Selon M. Ramaekers, ce serait “une erreur” de lancer rapidement un programme de vaccination des enfants. “J’ai aussi des enfants. Si nous allons trop vite maintenant, nous rendrons service au mouvement anti-vaccination. De plus, leur vaccination ne nous aiderait pas soudainement à sortir de la quatrième vague. Le développement de l’immunité prend trop de temps. Les mesures actuelles sont beaucoup plus efficaces dans cette optique.”
Steven Van Gucht, virologue
Le virologue ne pense pas qu’il soit approprié de vacciner les enfants âgés de cinq à onze ans contre le coronavirus. “Les jeunes enfants ne tombent pratiquement jamais malades à cause du coronavirus. Ils ne profitent donc pas beaucoup du vaccin. Si vous les vaccinez, vous le faites en fait pour la société : pour obtenir plus rapidement une immunité de groupe. Mais là encore, on peut se poser des questions éthiques à ce sujet. Les vaccins ne devraient-ils pas aller d’abord aux pays pauvres, avant que les pays riches ne vaccinent les jeunes enfants ? Le Haut Conseil de la santé devra examiner cet argument, parmi d’autres.”

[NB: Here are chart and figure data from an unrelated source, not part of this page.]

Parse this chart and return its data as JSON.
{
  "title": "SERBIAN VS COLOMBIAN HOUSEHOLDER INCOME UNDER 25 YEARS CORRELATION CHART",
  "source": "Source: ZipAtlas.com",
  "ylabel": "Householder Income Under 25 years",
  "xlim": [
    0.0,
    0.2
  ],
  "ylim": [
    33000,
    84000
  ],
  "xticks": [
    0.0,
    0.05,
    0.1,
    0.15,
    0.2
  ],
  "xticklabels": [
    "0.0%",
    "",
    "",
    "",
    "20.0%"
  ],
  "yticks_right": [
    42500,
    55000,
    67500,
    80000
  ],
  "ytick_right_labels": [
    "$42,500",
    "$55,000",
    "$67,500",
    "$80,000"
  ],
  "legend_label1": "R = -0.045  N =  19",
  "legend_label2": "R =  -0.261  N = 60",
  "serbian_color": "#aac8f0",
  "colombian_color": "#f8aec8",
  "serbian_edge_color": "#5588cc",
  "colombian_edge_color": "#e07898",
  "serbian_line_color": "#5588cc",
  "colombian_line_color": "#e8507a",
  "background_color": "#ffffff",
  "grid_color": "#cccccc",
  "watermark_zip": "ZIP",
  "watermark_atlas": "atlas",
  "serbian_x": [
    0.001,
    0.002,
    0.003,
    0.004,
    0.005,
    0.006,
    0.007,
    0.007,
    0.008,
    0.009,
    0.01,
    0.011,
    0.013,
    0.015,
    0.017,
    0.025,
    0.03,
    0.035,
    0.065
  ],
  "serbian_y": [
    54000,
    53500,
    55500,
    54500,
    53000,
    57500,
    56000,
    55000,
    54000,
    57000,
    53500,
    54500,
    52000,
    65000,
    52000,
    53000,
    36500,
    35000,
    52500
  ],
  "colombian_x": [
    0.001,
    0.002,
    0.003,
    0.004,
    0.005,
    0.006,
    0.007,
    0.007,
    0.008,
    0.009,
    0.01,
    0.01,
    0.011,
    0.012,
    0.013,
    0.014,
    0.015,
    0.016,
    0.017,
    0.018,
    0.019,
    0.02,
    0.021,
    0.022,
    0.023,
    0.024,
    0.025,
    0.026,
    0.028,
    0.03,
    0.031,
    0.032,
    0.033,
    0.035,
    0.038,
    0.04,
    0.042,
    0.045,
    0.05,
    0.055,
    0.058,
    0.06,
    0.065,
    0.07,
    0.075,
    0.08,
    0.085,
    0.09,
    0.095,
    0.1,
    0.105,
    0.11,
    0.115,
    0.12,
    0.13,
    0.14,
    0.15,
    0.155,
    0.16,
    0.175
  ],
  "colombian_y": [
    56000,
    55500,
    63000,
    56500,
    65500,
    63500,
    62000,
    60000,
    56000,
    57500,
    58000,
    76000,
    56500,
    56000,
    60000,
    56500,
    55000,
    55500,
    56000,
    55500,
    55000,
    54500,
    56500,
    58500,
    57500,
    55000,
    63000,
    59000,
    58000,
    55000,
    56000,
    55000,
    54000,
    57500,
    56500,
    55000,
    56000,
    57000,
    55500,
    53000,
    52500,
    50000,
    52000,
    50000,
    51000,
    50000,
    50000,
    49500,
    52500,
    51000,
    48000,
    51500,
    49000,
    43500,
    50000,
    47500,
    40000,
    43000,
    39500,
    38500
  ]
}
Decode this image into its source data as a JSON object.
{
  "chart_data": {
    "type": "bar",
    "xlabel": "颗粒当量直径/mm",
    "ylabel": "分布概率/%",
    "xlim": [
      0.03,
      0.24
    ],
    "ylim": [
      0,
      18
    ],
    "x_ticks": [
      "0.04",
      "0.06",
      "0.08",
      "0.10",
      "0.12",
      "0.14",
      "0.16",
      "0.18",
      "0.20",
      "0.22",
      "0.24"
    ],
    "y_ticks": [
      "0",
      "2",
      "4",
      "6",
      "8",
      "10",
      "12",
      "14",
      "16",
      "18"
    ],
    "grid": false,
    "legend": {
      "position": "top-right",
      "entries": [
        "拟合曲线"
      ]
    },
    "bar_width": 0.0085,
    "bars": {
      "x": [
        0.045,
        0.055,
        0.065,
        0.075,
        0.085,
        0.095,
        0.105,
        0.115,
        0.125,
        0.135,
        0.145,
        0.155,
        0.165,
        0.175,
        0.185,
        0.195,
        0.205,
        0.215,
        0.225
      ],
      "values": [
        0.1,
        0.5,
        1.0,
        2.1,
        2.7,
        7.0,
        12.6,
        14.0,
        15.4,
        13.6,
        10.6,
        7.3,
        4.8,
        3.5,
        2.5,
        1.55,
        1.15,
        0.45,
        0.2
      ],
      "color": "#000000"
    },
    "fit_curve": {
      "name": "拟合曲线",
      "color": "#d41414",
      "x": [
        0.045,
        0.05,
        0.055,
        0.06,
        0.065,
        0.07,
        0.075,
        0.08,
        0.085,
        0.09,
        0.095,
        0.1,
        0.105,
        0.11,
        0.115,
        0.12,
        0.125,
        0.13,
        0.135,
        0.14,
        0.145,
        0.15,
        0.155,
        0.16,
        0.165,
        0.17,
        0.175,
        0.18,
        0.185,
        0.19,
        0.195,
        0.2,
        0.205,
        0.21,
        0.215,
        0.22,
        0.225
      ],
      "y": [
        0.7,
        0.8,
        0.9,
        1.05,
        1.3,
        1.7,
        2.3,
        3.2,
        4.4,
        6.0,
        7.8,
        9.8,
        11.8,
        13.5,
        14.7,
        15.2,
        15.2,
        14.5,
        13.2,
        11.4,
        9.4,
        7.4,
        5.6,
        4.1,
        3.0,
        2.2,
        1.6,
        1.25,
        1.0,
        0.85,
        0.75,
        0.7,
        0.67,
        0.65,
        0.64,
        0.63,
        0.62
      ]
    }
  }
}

M. Van Gucht a également précisé qu’il pourrait encore s’écouler des mois avant que le vaccin pour les jeunes enfants ne soit disponible sur le marché. “Peut-être ne sera-t-il alors plus nécessaire de vacciner les jeunes enfants. Ils auront déjà été en contact avec le virus, de sorte qu’ils développeront automatiquement une immunité. Une campagne de vaccination à grande échelle ne sera alors plus nécessaire non plus.”